Remember the infamous McDonald’s hot coffee case from the 1990s? Virginia has been brewing its own burn case against McDonald’s since 2005, and now the 4th Circuit has ordered a new trial for a man who alleges burns from fast food.
Boasting its own Wikipedia entry, the hot-coffee incident at an Albuquerque McDonald’s in 1992 was the shot heard ‘round the world for tort-reform proponents.
But in the Virginia case, it wasn’t coffee that did the alleged damage. It was schmalz.
Frank Sutton and his family pulled into the Daniel Boone Truck Stop in Duffield on Aug. 8, 2005, and ordered some food from the attached McDonald’s. When Sutton took a bite, “the grease from the inside of the chicken sandwich spread out all over my bottom lip, my top lip, down onto my chin.” His wife took ice from her drink to treat the blisters that popped up. Sutton complained to the McDonald’s employees, and allegedly heard one employee tell another, “This is what happens to the sandwiches when they aren’t drained completely.”
The burns continued to aggravate him for months, Sutton said, especially when exposed to sunlight as he worked outside refurbishing outdoor amusement rides. Sutton sued McDonald’s and its local franchisee, Roth LLC, for $2 million. An Alexandria U.S. District Court granted judgment to the defendants, but the 4th U.S. Circuit Court of Appeals yesterday vacated Sutton v. Roth LLC and sent the case back for trial.

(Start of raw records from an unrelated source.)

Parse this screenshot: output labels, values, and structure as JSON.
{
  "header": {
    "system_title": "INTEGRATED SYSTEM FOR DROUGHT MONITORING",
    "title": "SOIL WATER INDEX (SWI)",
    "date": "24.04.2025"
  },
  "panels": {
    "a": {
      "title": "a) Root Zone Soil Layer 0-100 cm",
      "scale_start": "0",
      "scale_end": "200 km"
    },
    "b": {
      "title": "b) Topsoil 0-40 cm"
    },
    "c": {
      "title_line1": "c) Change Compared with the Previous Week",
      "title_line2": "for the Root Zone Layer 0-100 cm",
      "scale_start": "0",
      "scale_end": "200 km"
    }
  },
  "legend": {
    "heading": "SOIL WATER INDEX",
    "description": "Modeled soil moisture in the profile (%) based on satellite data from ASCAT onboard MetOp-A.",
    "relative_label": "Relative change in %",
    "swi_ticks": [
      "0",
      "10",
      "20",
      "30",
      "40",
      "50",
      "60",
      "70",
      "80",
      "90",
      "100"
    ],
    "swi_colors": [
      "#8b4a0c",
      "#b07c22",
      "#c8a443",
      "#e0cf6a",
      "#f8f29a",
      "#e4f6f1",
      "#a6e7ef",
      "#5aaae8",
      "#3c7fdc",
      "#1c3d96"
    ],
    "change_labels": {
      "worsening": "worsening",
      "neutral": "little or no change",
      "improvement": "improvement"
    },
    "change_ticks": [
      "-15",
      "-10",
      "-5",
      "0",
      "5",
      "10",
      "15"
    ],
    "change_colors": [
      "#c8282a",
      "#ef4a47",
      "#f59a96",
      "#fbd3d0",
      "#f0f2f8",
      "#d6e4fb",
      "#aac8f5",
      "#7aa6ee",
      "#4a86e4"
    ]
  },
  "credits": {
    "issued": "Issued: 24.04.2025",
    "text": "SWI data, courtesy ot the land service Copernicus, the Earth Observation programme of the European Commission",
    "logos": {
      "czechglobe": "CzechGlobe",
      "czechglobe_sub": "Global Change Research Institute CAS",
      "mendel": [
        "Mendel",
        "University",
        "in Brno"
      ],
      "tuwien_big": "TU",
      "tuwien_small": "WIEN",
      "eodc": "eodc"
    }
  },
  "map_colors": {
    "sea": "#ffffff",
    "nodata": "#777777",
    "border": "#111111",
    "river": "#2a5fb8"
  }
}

In an unpublished opinion, Judge Dennis W. Shedd agreed that Sutton could not rely on Virginia’s “unwholesome food jurisprudence,” as there was no evidence of a “foreign object” in the chicken sandwich.
Shedd dropped a finger-lickin’ footnote with a reference to the Harris-Teeter bird-on-a-birthday cake case, noting that “hot grease is necessary and expected (even desired) for fried chicken.”
But Shedd said the district court should have let Sutton use the employee’s alleged statement about what happens when the sandwiches are not drained. The district court excluded the statement because Sutton failed to prove an agency relationship to connect the statement back to the corporate defendant.
Applying “walks like a duck” jurisprudence, Shedd said the speaker “was wearing a McDonald’s uniform, helped fill Sutton’s order, and responded to questions about McDonald’s while working at a McDonald’s restaurant.”
Excluding the statement eliminated Sutton’s standard-of-care evidence, so the case had to go back. The alleged statement, supported by Sutton’s evidence of “reasonable consumer expectations,” was enough to get him in front of another jury.
Judge Andre M. Davis dissented, saying the “drain the sandwich” comment was inadmissible hearsay and that the uniformed person who allegedly made the comment possibly “was not even on duty that night.” Davis also indicated the majority plucked the “reasonable expectations of consumers” notion from dicta in a 4th Circuit case not cited or argued by the plaintiff to establish the standard of care in a products case.